Este pasaje del Evangelio de Juan (cfr. Jn 3,16-21), el diálogo entre Jesús y Nicodemo, es un auténtico tratado de teología: aquí está todo. El kerigma, la catequesis, la reflexión teológica, la parénesis*; está todo en este capítulo. Y cada vez que lo leemos, encontramos más riqueza, más explicaciones, más cosas que nos hacen entender la revelación de Dios. Sería bueno leerlo muchas veces, para acercarnos al misterio de la redención. Hoy señalaré solo dos puntos de todo esto, dos puntos que están en el pasaje de hoy.

El primero es la revelación del amor de Dios. Dios nos ama, y nos ama –como dice un santo– como locura: el amor de Dios parece una locura. Nos ama: «Tanto amó Dios al mundo que entregó a su Unigénito» (Jn 3,16). Dios dio a su Hijo, envió a su Hijo, y lo envió a morir en la cruz. Cada vez que miramos el crucifijo, vemos ese amor. El crucifijo es precisamente el gran libro del amor de Dios. No es un objeto para ponerlo aquí o allá, más bonito o no tanto, más antiguo o más moderno… no. Es la expresión del amor de Dios. Dios nos amó así: envió a su Hijo, se anonadó hasta la muerte de cruz por amor. «Tanto amó Dios al mundo que entregó a su Hijo» (Jn 3,16).

Cuánta gente, cuántos cristianos pasan el tiempo mirando el crucifijo, y ahí lo encuentran todo, porque han entendido –el Espíritu Santo les ha hecho entender– que ahí está toda la ciencia, todo el amor de Dios, toda la sabiduría cristiana. Pablo habla de esto, explicando que todos los razonamientos humanos que él hace sirven hasta cierto punto, pero el verdadero razonamiento, el modo de pensar más hermoso, y que más lo explica todo, es la cruz de Cristo, es “Cristo crucificado que es escándalo” (cfr. 1Cor 1,23) y locura, pero es el camino. Y eso es el amor de Dios. «Tanto amó Dios al mundo que entregó a su Hijo» (Jn 3,16). ¿Para qué? «Para que todo el que cree en él no perezca, sino que tenga vida eterna» (Jn 3,16). El amor del Padre que quiere a sus hijos consigo.

Mirar el crucifijo en silencio, mirar las llagas, mirar el corazón de Jesús, mirar el conjunto: Cristo crucificado, el Hijo de Dios, anonadado, humillado por amor. Este es el primer punto que hoy nos muestra este tratado de teología, que es el diálogo de Jesús con Nicodemo.
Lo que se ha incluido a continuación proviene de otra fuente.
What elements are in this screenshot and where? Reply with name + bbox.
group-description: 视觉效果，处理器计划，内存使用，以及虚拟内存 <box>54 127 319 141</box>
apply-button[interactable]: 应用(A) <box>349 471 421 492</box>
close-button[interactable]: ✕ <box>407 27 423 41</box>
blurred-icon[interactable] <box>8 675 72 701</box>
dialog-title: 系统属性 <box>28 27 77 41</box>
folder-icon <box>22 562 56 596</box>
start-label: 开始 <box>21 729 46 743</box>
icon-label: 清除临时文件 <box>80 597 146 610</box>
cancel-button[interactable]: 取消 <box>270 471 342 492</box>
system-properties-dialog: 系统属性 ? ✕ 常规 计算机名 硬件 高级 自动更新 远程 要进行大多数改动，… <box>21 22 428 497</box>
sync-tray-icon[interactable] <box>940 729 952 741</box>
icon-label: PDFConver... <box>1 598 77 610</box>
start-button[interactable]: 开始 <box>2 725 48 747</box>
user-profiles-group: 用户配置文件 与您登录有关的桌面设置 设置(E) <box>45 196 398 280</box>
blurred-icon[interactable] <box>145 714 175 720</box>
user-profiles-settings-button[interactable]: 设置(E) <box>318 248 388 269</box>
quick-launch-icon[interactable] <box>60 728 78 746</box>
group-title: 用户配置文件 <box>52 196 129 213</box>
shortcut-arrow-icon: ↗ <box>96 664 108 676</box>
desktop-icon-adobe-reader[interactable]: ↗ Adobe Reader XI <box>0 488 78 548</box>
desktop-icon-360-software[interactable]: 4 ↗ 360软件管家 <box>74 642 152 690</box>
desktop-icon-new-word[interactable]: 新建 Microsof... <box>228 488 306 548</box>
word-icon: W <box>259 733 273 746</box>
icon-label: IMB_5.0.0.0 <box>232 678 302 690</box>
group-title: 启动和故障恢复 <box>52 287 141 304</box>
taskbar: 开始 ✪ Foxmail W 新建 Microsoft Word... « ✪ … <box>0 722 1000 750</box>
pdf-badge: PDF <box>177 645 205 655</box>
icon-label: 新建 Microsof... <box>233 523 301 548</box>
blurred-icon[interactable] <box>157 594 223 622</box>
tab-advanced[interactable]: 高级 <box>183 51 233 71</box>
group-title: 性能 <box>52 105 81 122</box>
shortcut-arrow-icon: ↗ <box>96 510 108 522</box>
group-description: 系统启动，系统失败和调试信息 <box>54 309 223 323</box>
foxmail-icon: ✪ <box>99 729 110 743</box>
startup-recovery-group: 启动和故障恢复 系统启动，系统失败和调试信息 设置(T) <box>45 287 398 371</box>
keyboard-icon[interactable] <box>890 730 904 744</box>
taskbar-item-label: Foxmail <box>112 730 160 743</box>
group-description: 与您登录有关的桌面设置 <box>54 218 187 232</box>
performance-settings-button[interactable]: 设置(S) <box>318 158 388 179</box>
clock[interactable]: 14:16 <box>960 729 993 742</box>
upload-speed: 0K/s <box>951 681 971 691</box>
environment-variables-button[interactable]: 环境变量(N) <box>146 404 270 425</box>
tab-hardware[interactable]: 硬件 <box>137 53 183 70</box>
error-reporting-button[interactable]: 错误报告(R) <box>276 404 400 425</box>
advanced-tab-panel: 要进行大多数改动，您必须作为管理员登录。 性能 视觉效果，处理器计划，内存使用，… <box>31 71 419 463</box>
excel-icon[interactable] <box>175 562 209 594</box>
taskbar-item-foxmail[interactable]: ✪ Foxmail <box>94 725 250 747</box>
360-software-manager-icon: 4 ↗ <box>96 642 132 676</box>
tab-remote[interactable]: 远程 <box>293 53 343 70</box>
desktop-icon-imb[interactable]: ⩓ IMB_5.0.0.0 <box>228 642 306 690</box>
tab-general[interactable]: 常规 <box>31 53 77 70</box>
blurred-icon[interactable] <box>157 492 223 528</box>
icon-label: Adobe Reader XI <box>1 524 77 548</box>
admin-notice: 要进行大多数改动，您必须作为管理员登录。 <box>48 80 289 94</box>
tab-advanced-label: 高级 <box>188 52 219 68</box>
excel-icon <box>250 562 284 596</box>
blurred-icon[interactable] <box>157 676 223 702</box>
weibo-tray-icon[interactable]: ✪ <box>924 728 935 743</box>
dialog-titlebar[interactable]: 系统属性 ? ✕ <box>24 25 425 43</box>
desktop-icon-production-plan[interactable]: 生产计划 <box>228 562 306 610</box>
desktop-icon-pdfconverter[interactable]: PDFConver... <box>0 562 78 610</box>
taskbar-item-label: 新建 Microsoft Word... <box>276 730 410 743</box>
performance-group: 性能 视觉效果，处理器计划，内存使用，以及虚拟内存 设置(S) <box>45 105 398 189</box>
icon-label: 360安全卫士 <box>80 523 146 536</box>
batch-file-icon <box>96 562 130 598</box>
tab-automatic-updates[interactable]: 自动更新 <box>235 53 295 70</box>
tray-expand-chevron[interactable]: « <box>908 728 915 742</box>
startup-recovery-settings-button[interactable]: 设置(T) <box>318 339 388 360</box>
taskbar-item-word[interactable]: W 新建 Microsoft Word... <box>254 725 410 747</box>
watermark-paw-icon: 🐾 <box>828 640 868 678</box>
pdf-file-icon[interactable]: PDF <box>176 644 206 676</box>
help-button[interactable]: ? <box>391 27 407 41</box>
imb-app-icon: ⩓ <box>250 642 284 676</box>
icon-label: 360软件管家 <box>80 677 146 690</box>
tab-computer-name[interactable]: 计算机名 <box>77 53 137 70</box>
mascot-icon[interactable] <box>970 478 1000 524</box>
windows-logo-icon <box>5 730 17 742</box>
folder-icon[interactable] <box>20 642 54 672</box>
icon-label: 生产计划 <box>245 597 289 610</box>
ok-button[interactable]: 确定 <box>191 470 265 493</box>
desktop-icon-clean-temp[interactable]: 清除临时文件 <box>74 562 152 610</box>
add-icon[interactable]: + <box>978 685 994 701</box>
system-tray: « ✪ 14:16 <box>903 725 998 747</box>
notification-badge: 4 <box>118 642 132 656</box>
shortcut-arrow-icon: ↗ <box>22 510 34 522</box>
El segundo punto es un punto que también nos ayudará: «La luz vino al mundo, y los hombres prefirieron la tiniebla a la luz, porque sus obras eran malas» (Jn 3,19). Jesús retoma esto de la luz. Hay gente –también nosotros, muchas veces– que no pueden vivir en la luz porque están acostumbrados a las tinieblas. La luz les deslumbra, son incapaces de ver. Son murciélagos humanos: solo saben moverse en la noche. Y también nosotros, cuando estamos en pecado, estamos en ese estado: no toleramos la luz. Es más cómodo vivir en las tinieblas; la luz nos abofetea, nos hace ver lo que no queremos ver. Y lo peor es que los ojos, los ojos del alma, de tanto vivir en tinieblas se habitúan de tal modo que acaban ignorando qué es la luz. Pierdo el sentido de la luz, porque me acostumbro más a las tinieblas. Y tantos escándalos humanos, tantas corrupciones nos indican esto. Los corruptos no saben qué es la luz, no la conocen. Lo mismo nosotros cuando estamos en pecado, en estado de alejamiento del Señor, nos volvemos ciegos y nos sentimos mejor en las tinieblas, y así vamos, sin ver, como ciegos, moviéndonos como podamos.

Dejemos que el amor de Dios, que envió a Jesús para salvarnos, entre en nosotros y “la luz que trae Jesús” (cfr. Jn 3,19), la luz del Espíritu entre en nosotros y nos ayude a ver las cosas con la luz de Dios, con la luz verdadera y no con las tinieblas que nos da el señor de las tinieblas.

Dos cosas, hoy: el amor de Dios en Cristo, en el crucificado, en lo cotidiano. Y la pregunta diaria que podemos hacernos: “¿Yo camino en la luz o camino en las tinieblas? ¿Soy hijo de Dios o he acabado por ser un pobre murciélago?”.